Comunque se il '68 avesse avuto il suo sfogo normale, oltre ad essere stato una grossa rivoluzione di costume, un grande fatto sociale, avrebbe semplicemente portato al rinnovamento della classe politica in tempi brevi. Invece, trovatosi contro un partito come era il PCI di allora, non parliamo poi del Partito Socialista, comunque trovatosi contro una sinistra ufficiale fortemente chiusa in se stessa, in posizione difensiva, legata a una cultura ormai invecchiatissima e che si era richiusa a riccio di fronte a qualsiasi innovazione, questo ricambio generazionale fu bloccato. Bloccatosi il ricambio generazionale, come giustamente voi dicevate questi erano i figli di, e quindi avrebbero dovuto essere quelli che prendevano il posto dei padri nella sinistra di allora: invece, con questa chiusura a riccio ci fu poi non a caso la dimensione del terrorismo, come blocco di un processo di rinnovo.
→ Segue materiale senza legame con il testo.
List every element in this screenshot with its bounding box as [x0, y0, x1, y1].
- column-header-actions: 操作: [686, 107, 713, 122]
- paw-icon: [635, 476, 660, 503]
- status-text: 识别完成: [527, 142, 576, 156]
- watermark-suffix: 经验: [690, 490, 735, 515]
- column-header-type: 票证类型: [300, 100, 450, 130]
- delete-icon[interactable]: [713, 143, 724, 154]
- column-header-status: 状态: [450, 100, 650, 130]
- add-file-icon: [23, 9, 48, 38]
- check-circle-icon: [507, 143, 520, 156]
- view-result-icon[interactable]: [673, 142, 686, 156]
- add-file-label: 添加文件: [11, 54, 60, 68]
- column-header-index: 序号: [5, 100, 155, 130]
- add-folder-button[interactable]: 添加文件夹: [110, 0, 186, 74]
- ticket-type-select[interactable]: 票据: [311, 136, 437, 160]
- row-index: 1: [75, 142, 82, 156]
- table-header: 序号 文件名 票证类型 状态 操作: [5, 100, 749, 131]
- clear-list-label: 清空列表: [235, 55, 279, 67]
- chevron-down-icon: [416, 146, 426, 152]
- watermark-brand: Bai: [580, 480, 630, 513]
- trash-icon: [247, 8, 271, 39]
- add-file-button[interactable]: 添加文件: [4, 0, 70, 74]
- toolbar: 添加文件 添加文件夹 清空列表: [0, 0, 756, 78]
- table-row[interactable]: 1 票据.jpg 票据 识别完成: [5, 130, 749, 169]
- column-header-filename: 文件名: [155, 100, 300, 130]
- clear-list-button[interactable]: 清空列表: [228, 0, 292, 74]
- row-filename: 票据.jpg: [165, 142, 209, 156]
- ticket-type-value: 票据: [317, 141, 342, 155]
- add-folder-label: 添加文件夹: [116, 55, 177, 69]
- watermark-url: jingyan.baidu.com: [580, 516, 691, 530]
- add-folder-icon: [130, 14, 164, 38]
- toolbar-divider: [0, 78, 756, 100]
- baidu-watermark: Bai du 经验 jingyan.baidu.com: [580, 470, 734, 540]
E' un giudizio negativo magari condizionato anche dal fatto che questo ricambio politico non è avvenuto, per cui sono poi entrati a far parte della classe politica venti o trent'anni dopo; questo è ridicolo, mentre invece il ricambio della classe politica negli altri paesi è avvenuto quasi contestualmente, dalla Spagna alla Francia alla Germania.


Poi tu sei arrivato all'esperienza dei Verdi.

Sono arrivato all'esperienza dei Verdi nell'83. E' un'esperienza che condivido per parecchi anni, adesso c'è molto distacco devo dire, per cui ora mi sento abbastanza lontano pur essendo un ambientalista in senso ampio. L'esperienza dei Verdi c'è forse stata un po' dappertutto, ad esempio in Germania, su quel problema su cui si era spostata la nuova sinistra nel momento in cui aveva cercato di darsi una dimensione che non fosse quella del terrorismo o quella del ritorno nelle vecchie case della sinistra. Quindi, al di là proprio dei contenuti specifici (l'elemento dello sviluppo e chi più ne ha più ne metta), forse era l'unico terreno politico autonomo su cui ciò che restava della sinistra giovanile degli anni '60 e '70 poteva darsi una nuova casa. Anche perché appunto l'esperienza del terrorismo, non soltanto nelle persone che l'hanno vissuta ma anche in tutti quelli che li hanno circondati in quel periodo, è stata un'esperienza annichilente. Io per primo che avevo messo in piedi il gruppo di Potere Operaio a un certo punto capii che le cose stavano sfuggendo e una serie di persone che erano cresciute intorno al gruppo di Potere Operaio sono poi finite direttamente nel terrorismo. Per cui nel mio piccolo mi affrettai a sciogliere il gruppo di Potere Operaio, sentendomi magari un po' colpevole perché alcuni di questi non dico di averli spinti, ma forse assecondati io stesso.